RepoWatch / GitHub signal
llama.cpp b9859 adds precompiled OpenCL kernels for Adreno
This is not a blanket upgrade signal, but it is worth testing if local agent inference is moving onto Snapdragon/Adreno hardware.
llama.cpp sits underneath a lot of local model tooling. Better OpenCL support on Adreno matters for edge boxes, portable Windows-on-Arm machines, and any agent stack trying to escape the cloud/GPU rental treadmill.
What changed
ggml-org/llama.cpp published build b9859, pointing at commit 4fc4ec5.
The useful bit is the OpenCL change: llama.cpp can now load precompiled binary kernels from a Qualcomm Adreno kernel library when built with:
-DGGML_OPENCL_USE_ADRENO_BIN_KERNELS=ON
The docs say the prebuilt library currently targets Snapdragon X2 Adreno GPUs and includes kernels for MUL_MAT_ID paths including Q4_0, Q4_1, Q4_K and MXFP4.
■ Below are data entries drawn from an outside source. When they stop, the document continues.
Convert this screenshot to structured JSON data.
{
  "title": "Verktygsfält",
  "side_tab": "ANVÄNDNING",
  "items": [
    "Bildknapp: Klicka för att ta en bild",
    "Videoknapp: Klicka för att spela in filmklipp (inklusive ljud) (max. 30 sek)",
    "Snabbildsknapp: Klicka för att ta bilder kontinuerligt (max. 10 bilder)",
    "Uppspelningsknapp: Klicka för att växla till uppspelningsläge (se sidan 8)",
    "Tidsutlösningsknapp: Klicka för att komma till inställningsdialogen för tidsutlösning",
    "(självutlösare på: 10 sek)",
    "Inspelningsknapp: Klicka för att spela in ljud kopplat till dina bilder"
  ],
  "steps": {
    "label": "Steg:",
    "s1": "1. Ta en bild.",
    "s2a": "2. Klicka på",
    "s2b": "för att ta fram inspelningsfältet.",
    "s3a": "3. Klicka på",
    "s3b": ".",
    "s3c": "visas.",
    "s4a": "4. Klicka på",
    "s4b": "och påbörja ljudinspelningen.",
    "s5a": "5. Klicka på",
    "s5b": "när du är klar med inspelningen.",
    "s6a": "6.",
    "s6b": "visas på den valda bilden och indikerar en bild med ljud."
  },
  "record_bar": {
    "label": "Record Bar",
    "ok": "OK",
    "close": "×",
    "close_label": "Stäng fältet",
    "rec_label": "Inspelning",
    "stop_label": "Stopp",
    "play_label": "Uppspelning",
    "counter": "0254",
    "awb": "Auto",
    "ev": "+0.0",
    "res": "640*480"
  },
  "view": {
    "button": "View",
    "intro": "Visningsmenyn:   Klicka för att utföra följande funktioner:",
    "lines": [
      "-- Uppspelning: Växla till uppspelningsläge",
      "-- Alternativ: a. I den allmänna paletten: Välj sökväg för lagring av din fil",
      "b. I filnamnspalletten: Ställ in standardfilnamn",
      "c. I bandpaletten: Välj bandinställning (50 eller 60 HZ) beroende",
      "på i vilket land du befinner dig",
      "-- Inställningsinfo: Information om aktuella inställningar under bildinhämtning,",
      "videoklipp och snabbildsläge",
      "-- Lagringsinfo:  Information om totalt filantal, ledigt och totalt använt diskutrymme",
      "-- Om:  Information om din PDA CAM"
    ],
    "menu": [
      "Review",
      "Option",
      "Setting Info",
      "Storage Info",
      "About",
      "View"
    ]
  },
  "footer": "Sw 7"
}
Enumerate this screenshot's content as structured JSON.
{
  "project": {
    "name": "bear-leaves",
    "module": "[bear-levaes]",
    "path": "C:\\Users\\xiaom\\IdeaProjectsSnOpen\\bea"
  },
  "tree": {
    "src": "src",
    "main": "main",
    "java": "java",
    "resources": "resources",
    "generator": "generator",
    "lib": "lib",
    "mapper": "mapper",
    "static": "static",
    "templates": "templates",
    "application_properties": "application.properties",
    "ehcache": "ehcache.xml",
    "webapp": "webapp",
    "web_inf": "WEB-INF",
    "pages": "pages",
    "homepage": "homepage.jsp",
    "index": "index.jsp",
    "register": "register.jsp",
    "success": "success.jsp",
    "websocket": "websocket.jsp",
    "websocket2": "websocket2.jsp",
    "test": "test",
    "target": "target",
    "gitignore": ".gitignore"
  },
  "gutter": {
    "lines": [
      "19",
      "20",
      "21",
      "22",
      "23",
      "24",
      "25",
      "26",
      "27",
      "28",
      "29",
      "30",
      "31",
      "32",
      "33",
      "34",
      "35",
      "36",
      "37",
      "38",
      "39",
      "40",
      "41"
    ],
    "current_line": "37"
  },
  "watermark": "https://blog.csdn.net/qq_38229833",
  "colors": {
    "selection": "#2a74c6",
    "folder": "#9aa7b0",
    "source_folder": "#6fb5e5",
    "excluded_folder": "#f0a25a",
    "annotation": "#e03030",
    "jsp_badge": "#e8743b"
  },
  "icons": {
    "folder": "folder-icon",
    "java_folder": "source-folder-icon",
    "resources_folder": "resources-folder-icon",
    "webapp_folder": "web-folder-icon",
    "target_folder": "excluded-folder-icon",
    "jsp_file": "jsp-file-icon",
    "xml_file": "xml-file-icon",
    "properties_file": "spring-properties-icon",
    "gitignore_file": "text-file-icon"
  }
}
The same commit also expands the documented OpenCL/Adreno support matrix, adding newer Adreno parts and more common quantisation formats.
Links:
- https://github.com/ggml-org/llama.cpp/releases/tag/b9859
- https://github.com/ggml-org/llama.cpp/commit/4fc4ec5541b243957ae5099edb67372f8f3b550e
Why it matters
This is infrastructure work, not a shiny model drop.
For local agents, the interesting part is boring reliability: fewer runtime kernel-compilation surprises, more predictable OpenCL behaviour, and a clearer path for Snapdragon/Adreno machines to run quantised models without pretending every useful local box has CUDA.
That matters for Foundry-style operator tooling because local inference is only useful if it can be deployed repeatably. A fast demo on one developer machine is not a stack. A documented build flag, known binary kernels, and a narrower support matrix are closer to something you can actually test, pin, and hand to a client machine without roulette.
It also lands alongside a broader local-stack tidy-up: Unsloth fixed gpt-oss offloaded embedding/generation edge cases, bitsandbytes improved its MPS backend fallbacks, and Axolotl fixed LoRA merge handling for quantised bases. Different projects, same theme: fewer weird failures at the edge of quantised/local workflows.
My read
This is worth a spike, not an automatic update.
If we are testing Snapdragon X Elite/X2-style hardware for local agent workloads, b9859 deserves a small benchmark pass against the previous pinned llama.cpp build. The test should be practical: same GGUFs, same prompts, same agent harness, OpenCL enabled, with and without the Adreno binary kernel option.
Measure startup behaviour, first-token latency, tokens/sec, memory, thermal throttling, and whether tool-heavy agent loops remain stable after repeated runs. If it only helps a narrow Snapdragon X2 path today, that is still useful intelligence. If it is brittle, park it.
Do not rush this into any existing stable local stack unless that stack is specifically using the affected OpenCL/Adreno path.
Bottom line
llama.cpp b9859 is a small but material local-inference update for Qualcomm/Adreno experiments. Treat it as a candidate for edge-agent hardware testing, not general dependency churn.